Contract released: What is new Utah assistant men’s basketball coach Chris Burgess’ salary?
Having made the jump from BYU to Utah last month, former Duke and Runnin’ Utes player likely more than doubled his salary, sources told the Deseret News
What did it take for the University of Utah to lure popular and highly respected assistant basketball coach Chris Burgess away from rival BYU?
A significant pay increase, for starters.
According to the new employment contract that Burgess signed with the U. last month, the former Runnin’ Utes player will be paid $265,000 annually to join second-year coach Craig Smith’s coaching staff.
What Burgess was making at BYU as one of four-year coach Mark Pope’s three assistants has never been publicly revealed because BYU is a private institution not subject to government open records requests. However, one source familiar with current assistant coaching contracts in the state said Burgess’ pay increase “is probably very significant.”
Another source said Burgess was making $130,000 at BYU and had said weeks before Burgess’ contract was released Tuesday that they expected him to at least double his salary by moving to the U.
By way of comparison, Smith makes approximately $1.9 million per year, while Utah women’s basketball coach Lynne Roberts signed a contract extension last month that will pay her $679,500 per year through 2027, with a $30,000 annual retention bonus.
BYU athletic director Tom Holmoe has said BYU’s coaching salaries will increase when the Cougars join the Big 12 in 2023, if they haven’t already. Several football assistant coaches confirmed to the Deseret News in January and February that they had, indeed, received pay increases.
Another interesting aspect to Burgess’ deal is that it is for two years, and will expire on April 1, 2024, if not renewed before then, according to the contract obtained by the Deseret News.
More than 90% of assistant coaches in college basketball are on one-year contracts. However, there is a growing trend in the industry to sign highly sought-after assistants, such as Burgess, to multiple-year deals as an extra incentive to get them to move.
Assistant coaches work long hours, especially during the season, and rarely get a day off.
According to the contract: “The parties acknowledge that assistant coach’s hours of work will fluctuate from week to week as a result of the seasonal and general nature of athletics. Assistant coach will work at least one hour every week and normally will not work more than 80 hours in any given week.”
The remainder of Burgess’ contract is mostly boilerplate stuff. He gets the use of a cellphone, laptop computer, iPad, etc., but must return those electronic items if he is terminated or quits.
Other benefits include 15 days of paid vacation and a $600 monthly stipend, paid quarterly, to use toward the purchase/lease of an automobile for work-related business.

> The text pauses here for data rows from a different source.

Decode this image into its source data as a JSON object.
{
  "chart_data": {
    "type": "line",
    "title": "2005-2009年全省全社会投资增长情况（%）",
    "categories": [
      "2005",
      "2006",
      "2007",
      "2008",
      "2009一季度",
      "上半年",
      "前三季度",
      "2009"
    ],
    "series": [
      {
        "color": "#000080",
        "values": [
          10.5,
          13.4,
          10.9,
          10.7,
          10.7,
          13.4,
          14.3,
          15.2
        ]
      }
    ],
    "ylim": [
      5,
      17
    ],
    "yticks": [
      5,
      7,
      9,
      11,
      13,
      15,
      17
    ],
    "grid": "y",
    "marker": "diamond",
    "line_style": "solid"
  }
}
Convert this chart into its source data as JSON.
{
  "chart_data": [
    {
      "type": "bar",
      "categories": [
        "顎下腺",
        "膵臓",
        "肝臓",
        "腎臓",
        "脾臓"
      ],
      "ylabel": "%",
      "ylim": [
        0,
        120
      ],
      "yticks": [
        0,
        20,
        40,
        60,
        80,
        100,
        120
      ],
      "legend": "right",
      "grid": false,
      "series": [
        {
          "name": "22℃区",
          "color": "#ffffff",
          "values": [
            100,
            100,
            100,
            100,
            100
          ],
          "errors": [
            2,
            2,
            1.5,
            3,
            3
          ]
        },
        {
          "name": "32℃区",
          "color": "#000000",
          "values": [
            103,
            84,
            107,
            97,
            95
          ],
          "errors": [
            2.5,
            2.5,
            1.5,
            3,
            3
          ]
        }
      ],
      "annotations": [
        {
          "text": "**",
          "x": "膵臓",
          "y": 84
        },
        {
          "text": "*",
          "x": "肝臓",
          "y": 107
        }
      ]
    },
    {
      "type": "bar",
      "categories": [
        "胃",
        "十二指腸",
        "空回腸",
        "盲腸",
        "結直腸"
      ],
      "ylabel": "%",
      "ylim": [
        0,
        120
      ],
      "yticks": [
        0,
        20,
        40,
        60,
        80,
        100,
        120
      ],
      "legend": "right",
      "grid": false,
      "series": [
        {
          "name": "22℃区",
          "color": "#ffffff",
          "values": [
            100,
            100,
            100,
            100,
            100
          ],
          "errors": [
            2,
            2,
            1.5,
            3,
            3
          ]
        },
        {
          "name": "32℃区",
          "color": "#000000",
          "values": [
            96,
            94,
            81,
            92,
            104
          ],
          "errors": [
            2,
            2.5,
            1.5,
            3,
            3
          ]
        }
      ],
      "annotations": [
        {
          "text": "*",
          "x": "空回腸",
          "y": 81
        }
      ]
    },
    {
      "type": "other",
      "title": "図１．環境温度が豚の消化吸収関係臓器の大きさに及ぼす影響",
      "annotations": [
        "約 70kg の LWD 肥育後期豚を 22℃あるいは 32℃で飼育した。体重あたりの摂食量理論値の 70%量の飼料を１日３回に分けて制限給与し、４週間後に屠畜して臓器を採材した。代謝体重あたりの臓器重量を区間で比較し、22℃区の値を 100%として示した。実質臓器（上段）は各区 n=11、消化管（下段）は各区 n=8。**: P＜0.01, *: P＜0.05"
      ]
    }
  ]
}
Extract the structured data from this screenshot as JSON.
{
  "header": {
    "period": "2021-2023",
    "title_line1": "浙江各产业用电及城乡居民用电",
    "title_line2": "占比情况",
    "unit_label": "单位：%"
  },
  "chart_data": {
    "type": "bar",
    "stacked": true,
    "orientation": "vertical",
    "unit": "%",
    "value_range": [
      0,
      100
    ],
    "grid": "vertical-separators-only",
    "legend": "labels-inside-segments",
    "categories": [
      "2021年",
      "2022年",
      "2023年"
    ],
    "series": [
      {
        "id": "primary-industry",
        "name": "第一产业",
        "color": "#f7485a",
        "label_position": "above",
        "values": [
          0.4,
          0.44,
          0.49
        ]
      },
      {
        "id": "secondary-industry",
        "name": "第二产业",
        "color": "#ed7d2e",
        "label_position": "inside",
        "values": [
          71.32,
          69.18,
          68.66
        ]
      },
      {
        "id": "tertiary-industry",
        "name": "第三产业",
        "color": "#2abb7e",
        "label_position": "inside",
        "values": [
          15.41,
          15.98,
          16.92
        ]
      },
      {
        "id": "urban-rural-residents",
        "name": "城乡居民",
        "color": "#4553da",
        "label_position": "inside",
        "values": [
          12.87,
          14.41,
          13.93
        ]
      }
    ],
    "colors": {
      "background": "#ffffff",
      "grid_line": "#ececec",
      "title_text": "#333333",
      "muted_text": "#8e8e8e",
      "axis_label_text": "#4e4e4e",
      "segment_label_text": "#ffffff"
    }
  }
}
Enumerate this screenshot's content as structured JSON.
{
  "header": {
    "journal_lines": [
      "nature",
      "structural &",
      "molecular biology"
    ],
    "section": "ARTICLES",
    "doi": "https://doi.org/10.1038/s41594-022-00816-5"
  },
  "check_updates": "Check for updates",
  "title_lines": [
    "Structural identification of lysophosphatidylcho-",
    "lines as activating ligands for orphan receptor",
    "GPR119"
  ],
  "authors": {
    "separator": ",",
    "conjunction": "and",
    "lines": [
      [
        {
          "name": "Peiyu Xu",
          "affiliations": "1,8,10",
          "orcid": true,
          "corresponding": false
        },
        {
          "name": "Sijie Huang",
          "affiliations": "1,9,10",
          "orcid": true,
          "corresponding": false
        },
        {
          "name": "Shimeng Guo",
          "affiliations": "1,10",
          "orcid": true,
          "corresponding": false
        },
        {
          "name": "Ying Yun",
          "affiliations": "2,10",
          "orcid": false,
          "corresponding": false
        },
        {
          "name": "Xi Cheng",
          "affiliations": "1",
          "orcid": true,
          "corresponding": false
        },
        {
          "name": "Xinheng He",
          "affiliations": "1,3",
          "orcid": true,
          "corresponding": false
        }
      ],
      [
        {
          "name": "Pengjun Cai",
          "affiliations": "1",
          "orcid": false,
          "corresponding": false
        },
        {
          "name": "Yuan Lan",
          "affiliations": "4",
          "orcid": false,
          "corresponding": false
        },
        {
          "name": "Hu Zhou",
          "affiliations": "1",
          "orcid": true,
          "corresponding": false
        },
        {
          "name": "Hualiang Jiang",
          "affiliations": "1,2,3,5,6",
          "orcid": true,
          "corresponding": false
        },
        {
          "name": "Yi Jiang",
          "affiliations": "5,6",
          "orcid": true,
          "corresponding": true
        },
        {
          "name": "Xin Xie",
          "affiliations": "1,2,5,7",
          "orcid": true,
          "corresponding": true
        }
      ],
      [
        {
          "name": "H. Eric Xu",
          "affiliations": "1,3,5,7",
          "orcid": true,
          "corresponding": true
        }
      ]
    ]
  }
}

Utah’s coaching contracts also include what the school calls an “Excellence Achievement Plan” to award bonuses for success in the regular season and postseason. Assistant coaches are eligible to receive a minimum of 10% of the bonus pool, sometimes more, at the discretion of the head coach.
Here’s how Utah’s bonus pool works (per staff):
• $15K if Utes are Pac-12 regular season or tournament champions.
• $15K if Utes appear in NCAA tournament.
• 7.5K if Utes win an NCAA Tournament First Four game.
• $15K if Utah advances to Round of 32.
• $15K if Utah advances to Sweet 16.
• $15K if Utah advances to Elite Eight.
• $15K if Utah advances to Final Four.
• $15K if Utah advances to NCAA Basketball Championship Game.
• $15K if Utah wins the NCAA Basketball National Championship.